Equilibrate the ileal tissue in the bath for ten minutes. Then, pretreat the apical side with 10 micromolar fluoxetine for 30 minutes for the measurement of the mucosal to serosal flux. Ultimately, treat the basolateral side of the tissue with 10 nanograms per milliliter TGF beta 1 for one hour, and then incubate the apical side with 20 nanomolar tritiated 5-HT for 30 minutes.
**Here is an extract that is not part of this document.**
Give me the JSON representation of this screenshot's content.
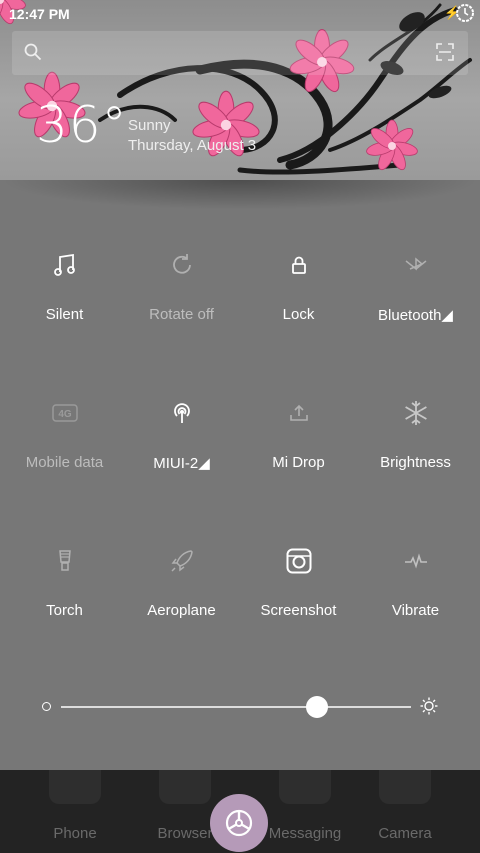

To calculate mucosal to serosal flux rates, collect 0.75 milliliter aliquots from the serosal reservoir, replacing them with identical volumes of the bath medium to prevent hydrostatic pressure differences across the mucosa. To quantify the tritiated 5-HT accumulated in the tissue, remove the mucosa from the slider. Wash it once with ice-cold KRB buffer and place it in a glass culture tube.
Incubate the mucosa in 0.5 milliliters of 10%KOH overnight at 37 degrees Celsius to lyse the tissue. Then, measure the radioactivity in 150 microliter aliquots of the lysates in triplicate using a liquid scintillation counter. Using the Bradford method, measure the protein concentration in three to five microliter aliquots of the lysates.
Shown here are Caco-2 cysts grown in 3D culture stained for actin and Caco-2 3D cysts stained simultaneously for actin, nuclei and SERT protein. SERT is visible in the luminal membrane and in subapical compartments. To further confirm the advantage of Caco-2 3D spheres over 2D Caco-2 monolayers, western blot analysis of SERT protein expression was performed.
The results showed the enhanced expression of SERT protein in Caco-2 3D spheres compared to 2D Caco-2 cells. Finally, a Ussing chamber system was used to show the TGF beta increases mucosal to serosal flux, reflecting increased 5-HT uptake from the luminal membrane and enhanced 5-HT accumulation observed in the ileal mucosa. Such findings are supported by the observed sensitivity of 5-HT uptake to fluoxetine treatment that corresponds to SERT expression on the luminal membrane.
Once mastered, this technique of stripping and mounting the ileal mucosa can be completed in 15 minutes. While adopting this procedure, it's important to remember that upon removal from the animal, the extravio intestinal preparation has limited viability and it may last for up to three hours. 3D Caco-2 cysts could be utilized for various studies such as membrane trafficking events, gene expression, or protein-protein interaction of epithelial transporters.
After its development, the 3D Caco-2 technique paves the way for researchers in the field of intestinal transport to explore fluid movement and to study the pathophysiology of darial diseases. Do not forget that working with radioactivity can be extremely hazardous, and precautions, such as the use of PPE and proper decontamination procedures should always be taken. After watching this video, you will be able to grow Caco-2 cells in 3D cultures and to utilize these cultures to investigate epithelial transporter expression.
You will also be able to utilize the Ussing chamber to study serotonin transport function in the native mouse intestine.